2all is beautifully passionate symbol of love and affection, yet still classically Catfish with the underpinning roar of the rumbling riff. As for lyrics, the gentle joy and delight are non-typical for the band – delicately subtle but still poignant enough to stand out. The rest of tracks follow this pattern, the lyrics have a simplistic memorability to them which diverts from the heaviness and perhaps complexities of the standard Catfish vibes.
Catfish And The Bottlemen – Longshot
But to contrast, the captivating guitars sounds build the excitement up through each of the tracks, Intermission for example, perfectly lively guitar to accentuate Van’s voice, then Mission plays straight after and plummets into more fast-paced rogue sounds.

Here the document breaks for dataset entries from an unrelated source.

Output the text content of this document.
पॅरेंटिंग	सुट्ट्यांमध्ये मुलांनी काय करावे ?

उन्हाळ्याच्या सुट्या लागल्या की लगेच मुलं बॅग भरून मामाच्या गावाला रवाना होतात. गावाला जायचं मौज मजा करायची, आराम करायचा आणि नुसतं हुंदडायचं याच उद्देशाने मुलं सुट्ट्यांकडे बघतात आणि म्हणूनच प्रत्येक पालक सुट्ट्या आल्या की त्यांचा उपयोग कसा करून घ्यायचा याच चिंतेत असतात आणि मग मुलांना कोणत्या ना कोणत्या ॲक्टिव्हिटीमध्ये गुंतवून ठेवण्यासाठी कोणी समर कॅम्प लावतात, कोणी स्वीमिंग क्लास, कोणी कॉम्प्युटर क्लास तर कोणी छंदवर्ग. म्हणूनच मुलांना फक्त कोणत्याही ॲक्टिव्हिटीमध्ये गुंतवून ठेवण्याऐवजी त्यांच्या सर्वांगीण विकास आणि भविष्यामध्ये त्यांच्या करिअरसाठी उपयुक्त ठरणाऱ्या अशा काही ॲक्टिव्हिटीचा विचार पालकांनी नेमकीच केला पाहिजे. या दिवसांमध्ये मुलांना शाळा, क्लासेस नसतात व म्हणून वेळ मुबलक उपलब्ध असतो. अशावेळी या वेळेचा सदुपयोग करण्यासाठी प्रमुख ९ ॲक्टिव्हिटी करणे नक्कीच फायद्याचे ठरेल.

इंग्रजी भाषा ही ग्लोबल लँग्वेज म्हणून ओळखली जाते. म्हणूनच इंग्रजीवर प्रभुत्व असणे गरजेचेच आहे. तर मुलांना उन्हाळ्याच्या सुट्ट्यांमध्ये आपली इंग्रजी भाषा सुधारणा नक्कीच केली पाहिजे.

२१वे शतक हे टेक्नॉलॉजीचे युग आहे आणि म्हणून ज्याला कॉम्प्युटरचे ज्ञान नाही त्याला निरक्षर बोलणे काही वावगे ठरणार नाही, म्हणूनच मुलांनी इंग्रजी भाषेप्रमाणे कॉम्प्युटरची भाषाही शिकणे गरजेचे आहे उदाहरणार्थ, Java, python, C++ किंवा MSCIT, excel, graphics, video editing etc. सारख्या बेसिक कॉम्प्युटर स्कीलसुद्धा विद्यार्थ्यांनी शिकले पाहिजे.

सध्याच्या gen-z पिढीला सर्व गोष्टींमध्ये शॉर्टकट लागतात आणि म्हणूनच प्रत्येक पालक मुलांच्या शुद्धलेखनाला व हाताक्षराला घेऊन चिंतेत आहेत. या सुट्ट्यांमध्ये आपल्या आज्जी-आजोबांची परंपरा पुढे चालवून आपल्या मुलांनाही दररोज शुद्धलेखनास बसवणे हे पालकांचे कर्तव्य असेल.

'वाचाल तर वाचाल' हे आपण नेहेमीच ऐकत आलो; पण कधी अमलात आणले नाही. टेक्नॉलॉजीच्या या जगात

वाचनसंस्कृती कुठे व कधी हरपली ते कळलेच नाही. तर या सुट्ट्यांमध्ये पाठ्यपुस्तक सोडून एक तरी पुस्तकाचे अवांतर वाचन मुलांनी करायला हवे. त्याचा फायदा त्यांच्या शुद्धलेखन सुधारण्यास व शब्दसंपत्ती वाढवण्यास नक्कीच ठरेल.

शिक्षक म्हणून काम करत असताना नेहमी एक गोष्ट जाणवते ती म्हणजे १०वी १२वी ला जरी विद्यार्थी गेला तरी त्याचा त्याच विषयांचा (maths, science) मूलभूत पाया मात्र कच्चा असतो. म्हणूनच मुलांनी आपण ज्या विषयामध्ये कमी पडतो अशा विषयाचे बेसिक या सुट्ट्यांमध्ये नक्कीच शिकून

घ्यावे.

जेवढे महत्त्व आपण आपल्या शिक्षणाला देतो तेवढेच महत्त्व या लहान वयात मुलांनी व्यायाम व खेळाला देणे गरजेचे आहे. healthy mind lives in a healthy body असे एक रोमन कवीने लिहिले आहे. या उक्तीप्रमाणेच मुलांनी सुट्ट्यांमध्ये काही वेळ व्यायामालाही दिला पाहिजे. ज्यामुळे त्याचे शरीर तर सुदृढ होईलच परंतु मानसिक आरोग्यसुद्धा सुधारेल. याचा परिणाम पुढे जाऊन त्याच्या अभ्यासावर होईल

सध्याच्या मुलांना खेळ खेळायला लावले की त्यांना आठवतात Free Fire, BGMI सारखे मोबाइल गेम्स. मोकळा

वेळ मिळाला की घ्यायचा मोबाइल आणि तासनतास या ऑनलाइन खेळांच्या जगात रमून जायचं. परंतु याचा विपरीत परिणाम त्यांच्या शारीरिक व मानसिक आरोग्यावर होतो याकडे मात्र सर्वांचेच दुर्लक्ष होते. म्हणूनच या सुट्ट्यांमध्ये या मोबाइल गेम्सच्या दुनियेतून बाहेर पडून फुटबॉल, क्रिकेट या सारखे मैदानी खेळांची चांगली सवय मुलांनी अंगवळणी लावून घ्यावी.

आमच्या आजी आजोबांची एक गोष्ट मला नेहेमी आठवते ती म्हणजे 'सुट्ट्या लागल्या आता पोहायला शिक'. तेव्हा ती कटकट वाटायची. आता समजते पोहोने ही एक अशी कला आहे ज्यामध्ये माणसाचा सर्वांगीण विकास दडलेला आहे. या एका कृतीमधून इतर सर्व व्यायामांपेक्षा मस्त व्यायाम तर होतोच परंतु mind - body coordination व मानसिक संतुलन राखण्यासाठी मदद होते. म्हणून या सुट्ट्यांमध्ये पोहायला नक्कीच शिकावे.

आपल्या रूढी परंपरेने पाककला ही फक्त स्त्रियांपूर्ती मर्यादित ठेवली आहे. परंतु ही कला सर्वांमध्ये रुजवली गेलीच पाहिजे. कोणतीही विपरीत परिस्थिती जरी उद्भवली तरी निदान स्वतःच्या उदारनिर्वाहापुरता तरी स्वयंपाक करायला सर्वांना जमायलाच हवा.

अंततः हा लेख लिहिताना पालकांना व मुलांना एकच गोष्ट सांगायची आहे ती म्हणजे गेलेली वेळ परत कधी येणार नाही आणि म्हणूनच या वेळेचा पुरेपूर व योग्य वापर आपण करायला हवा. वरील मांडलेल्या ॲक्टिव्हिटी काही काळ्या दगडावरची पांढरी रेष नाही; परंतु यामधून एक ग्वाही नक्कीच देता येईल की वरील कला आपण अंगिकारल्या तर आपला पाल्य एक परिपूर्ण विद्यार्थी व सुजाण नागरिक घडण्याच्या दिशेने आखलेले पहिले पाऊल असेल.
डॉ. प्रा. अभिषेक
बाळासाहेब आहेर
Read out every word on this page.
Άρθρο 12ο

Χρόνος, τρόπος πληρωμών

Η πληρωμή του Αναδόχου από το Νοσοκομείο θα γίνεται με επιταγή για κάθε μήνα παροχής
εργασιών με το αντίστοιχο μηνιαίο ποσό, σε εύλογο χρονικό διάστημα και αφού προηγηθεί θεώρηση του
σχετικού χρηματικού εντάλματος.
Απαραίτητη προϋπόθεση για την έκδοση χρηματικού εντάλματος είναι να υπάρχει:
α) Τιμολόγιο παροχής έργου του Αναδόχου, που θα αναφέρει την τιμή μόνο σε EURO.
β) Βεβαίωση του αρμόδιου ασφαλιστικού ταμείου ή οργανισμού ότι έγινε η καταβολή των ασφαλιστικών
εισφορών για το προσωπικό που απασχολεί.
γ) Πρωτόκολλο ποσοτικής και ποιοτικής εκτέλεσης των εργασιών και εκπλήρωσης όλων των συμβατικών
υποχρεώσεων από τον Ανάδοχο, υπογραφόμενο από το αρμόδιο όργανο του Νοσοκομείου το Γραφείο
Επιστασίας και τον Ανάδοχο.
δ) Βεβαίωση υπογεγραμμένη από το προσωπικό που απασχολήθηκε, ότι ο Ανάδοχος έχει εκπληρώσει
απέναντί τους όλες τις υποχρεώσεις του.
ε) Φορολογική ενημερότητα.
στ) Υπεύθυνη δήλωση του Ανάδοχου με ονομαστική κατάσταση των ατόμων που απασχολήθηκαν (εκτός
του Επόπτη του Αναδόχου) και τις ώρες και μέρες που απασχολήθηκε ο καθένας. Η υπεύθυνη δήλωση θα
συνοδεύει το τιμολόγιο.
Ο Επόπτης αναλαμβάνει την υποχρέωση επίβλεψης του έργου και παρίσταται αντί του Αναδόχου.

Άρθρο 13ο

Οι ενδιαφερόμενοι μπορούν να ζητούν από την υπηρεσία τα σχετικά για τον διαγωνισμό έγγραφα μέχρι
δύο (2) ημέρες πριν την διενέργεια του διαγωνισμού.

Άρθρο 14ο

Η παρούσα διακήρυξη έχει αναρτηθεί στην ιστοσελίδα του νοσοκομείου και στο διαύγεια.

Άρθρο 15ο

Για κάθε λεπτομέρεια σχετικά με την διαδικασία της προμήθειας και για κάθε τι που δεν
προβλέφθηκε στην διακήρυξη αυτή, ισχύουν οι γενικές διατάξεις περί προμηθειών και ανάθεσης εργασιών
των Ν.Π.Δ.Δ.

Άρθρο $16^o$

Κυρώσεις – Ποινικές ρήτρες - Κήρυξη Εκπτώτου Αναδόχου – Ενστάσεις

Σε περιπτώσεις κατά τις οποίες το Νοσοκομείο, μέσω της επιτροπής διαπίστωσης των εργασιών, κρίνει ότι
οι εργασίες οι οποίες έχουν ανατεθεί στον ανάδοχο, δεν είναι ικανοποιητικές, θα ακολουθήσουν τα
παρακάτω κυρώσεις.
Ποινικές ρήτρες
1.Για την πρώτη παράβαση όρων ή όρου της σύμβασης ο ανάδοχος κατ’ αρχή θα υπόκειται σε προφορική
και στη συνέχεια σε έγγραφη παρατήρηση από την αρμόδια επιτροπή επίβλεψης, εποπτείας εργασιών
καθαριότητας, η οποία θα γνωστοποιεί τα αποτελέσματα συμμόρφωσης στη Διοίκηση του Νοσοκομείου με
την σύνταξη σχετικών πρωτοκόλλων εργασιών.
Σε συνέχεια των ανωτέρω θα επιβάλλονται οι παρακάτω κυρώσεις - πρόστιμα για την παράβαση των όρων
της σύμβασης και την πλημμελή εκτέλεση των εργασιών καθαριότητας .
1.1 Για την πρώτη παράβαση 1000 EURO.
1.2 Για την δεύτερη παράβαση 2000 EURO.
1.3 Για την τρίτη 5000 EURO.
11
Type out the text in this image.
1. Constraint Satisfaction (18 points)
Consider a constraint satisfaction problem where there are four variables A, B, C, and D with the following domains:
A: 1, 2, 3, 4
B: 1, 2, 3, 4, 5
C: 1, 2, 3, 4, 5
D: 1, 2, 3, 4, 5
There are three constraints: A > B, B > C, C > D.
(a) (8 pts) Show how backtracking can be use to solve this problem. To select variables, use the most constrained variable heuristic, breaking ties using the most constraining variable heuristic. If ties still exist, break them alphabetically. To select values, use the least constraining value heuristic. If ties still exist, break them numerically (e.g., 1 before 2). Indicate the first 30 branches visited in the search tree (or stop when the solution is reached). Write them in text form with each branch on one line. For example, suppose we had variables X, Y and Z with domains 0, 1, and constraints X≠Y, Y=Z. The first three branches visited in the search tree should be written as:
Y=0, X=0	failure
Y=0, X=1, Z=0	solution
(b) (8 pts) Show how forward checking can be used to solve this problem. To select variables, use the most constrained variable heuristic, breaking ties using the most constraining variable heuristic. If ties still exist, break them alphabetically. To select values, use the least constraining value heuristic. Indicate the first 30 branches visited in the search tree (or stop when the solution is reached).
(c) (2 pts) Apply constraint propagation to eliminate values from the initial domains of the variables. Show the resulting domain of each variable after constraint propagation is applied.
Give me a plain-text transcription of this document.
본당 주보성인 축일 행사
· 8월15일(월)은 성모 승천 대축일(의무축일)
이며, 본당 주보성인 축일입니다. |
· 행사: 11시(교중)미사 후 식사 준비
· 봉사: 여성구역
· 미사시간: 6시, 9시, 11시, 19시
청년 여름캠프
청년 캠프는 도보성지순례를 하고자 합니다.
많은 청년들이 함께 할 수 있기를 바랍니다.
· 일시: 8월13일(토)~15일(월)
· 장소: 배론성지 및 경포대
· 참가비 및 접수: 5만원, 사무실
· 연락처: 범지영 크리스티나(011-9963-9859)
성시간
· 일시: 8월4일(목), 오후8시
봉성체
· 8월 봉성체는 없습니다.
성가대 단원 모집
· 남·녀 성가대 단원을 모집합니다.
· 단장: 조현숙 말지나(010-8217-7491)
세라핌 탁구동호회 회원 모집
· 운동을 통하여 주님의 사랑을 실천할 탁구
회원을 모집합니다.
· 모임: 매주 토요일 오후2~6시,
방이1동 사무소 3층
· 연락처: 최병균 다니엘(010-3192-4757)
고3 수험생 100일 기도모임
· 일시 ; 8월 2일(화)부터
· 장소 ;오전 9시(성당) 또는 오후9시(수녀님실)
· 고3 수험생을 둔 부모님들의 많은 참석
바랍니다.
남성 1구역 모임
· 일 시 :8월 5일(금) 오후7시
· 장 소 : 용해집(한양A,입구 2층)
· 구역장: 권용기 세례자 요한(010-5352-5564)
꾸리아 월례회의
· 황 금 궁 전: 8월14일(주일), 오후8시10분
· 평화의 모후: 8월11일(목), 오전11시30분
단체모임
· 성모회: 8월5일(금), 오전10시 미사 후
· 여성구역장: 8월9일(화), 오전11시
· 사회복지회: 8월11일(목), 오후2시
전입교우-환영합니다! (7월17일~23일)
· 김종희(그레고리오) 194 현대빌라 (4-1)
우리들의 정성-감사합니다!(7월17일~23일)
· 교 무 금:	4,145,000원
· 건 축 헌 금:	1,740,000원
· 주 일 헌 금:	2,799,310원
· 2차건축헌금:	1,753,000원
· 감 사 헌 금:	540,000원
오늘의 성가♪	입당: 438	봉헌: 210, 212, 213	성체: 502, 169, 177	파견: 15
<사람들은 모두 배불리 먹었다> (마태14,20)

Apparent in many of the songs there is a boisterous build up, like a battle or fight which fuels passion and desire. I wouldn’t say there’s any defining sad or slow song like there has been in previous albums, yes Intermission is more chilled than the others – it isn’t as relaxing to me, or as typically ‘ballad-sounding’ as Hourglass or Heathrow from The Ride and The Balcony. Yet there are subtle undertones of this elegance and minimalism in each song, either through the lyrics or the rhythms and melodies.
Catfish And The Bottlemen – 2all
Perhaps the evolution towards a heavier indie rock sound shows that The Balance is a true reflection of the band’s brief hiatus, and a more direct link to their relationship with their fans. Either way this album is golden, the songs are undeniably classic Catfish, but they suit and compliment the new era of the Bottlemen.